A operação Make Up é realizada em conjunto com a Controladoria-Geral da União e ocorre em São Paulo, Rio de Janeiro, Ceará e no Distrito Federal. A ação foi autorizada pelo ministro Flávio Dino, do Supremo Tribunal Federal.
De acordo com a PF, a apuração identificou uma possível atuação coordenada entre agentes públicos e privados.
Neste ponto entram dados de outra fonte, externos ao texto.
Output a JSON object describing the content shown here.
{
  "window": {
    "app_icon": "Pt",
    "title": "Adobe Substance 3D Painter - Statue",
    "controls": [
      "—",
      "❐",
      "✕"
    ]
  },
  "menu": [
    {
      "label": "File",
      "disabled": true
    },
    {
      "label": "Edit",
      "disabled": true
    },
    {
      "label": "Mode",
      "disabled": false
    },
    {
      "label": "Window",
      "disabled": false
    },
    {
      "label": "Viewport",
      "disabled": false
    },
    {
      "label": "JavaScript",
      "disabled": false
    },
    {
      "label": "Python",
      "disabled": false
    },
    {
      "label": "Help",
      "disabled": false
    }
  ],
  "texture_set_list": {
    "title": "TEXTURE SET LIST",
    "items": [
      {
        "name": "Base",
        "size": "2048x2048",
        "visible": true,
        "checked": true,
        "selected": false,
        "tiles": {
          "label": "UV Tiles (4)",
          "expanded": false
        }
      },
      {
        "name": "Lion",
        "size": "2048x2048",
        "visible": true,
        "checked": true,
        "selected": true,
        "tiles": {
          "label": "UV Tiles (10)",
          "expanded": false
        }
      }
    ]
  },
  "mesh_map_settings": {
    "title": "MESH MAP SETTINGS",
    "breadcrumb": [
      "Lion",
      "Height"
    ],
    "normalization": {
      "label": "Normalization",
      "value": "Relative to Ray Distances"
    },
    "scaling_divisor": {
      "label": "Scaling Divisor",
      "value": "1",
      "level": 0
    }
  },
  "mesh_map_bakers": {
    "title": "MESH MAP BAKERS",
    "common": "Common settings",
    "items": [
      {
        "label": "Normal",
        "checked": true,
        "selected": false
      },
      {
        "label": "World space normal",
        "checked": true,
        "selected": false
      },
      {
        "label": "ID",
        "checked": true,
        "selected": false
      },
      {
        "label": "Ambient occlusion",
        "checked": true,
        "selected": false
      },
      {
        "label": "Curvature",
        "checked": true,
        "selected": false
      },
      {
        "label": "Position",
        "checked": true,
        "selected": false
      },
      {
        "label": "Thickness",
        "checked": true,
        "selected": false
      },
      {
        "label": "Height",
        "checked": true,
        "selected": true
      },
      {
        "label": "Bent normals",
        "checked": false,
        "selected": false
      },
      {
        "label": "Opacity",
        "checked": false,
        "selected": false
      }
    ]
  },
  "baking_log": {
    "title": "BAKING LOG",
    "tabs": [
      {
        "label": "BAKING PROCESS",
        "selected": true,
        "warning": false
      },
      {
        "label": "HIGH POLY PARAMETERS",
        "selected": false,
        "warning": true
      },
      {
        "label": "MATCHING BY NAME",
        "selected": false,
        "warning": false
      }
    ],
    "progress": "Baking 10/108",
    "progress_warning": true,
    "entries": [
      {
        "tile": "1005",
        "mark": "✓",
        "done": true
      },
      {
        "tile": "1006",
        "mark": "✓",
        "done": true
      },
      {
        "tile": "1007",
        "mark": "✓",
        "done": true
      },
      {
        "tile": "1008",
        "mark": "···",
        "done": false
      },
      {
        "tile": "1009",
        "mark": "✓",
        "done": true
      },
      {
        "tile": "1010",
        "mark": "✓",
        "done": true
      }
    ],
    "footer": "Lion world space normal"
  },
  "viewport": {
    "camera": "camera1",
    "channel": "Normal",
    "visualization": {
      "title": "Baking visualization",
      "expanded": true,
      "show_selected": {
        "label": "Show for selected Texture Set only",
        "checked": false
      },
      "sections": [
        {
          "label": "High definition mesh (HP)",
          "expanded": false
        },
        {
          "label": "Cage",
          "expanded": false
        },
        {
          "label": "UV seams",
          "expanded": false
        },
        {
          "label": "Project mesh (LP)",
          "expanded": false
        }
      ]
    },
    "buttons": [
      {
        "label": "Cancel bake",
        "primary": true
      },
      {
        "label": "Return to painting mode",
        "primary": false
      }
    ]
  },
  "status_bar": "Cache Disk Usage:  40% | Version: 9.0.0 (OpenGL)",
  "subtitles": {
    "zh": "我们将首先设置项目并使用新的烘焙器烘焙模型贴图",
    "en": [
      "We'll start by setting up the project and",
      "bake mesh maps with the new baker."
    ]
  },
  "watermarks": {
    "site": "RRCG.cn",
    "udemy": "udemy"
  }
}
Os investigadores suspeitam que os valores recebidos tenham sido direcionados irregularmente a empresas subcontratadas, sem comprovação de que os serviços contratados foram efetivamente prestados.
Levantamentos financeiros citados pela corporação apontaram movimentações de centenas de milhões de reais entre empresas investigadas. A operação apura suspeitas de peculato, falsidade documental, lavagem de dinheiro, organização criminosa e crimes licitatórios.
Inquéritos no Supremo
O financiamento de “Dark Horse” é investigado em dois inquéritos no STF. Um deles é relatado pelo ministro André Mendonça. O outro trata da possível destinação irregular de emendas e está sob relatoria de Dino.
Em março, o ministro determinou que Mario Frias explicasse a destinação de uma emenda parlamentar de R$ 2 milhões ao Instituto Conhecer Brasil, organização não governamental ligada à produtora do longa. A ordem também pediu informações sobre possíveis irregularidades na aplicação dos recursos. Em manifestação apresentada ao Supremo, em maio, Frias negou irregularidades e disse que o dinheiro foi usado para uma finalidade social.
Frias é produtor executivo do filme e ocupou o cargo de secretário de Cultura durante o governo Bolsonaro. Em junho, a Polícia Civil de São Paulo havia realizado uma operação contra a Go UP Entertainment, produtora de “Dark Horse”, para investigar suspeitas de fraude e desvio de recursos públicos. Após decisão de Dino, os dados da ação foram compartilhados com o STF.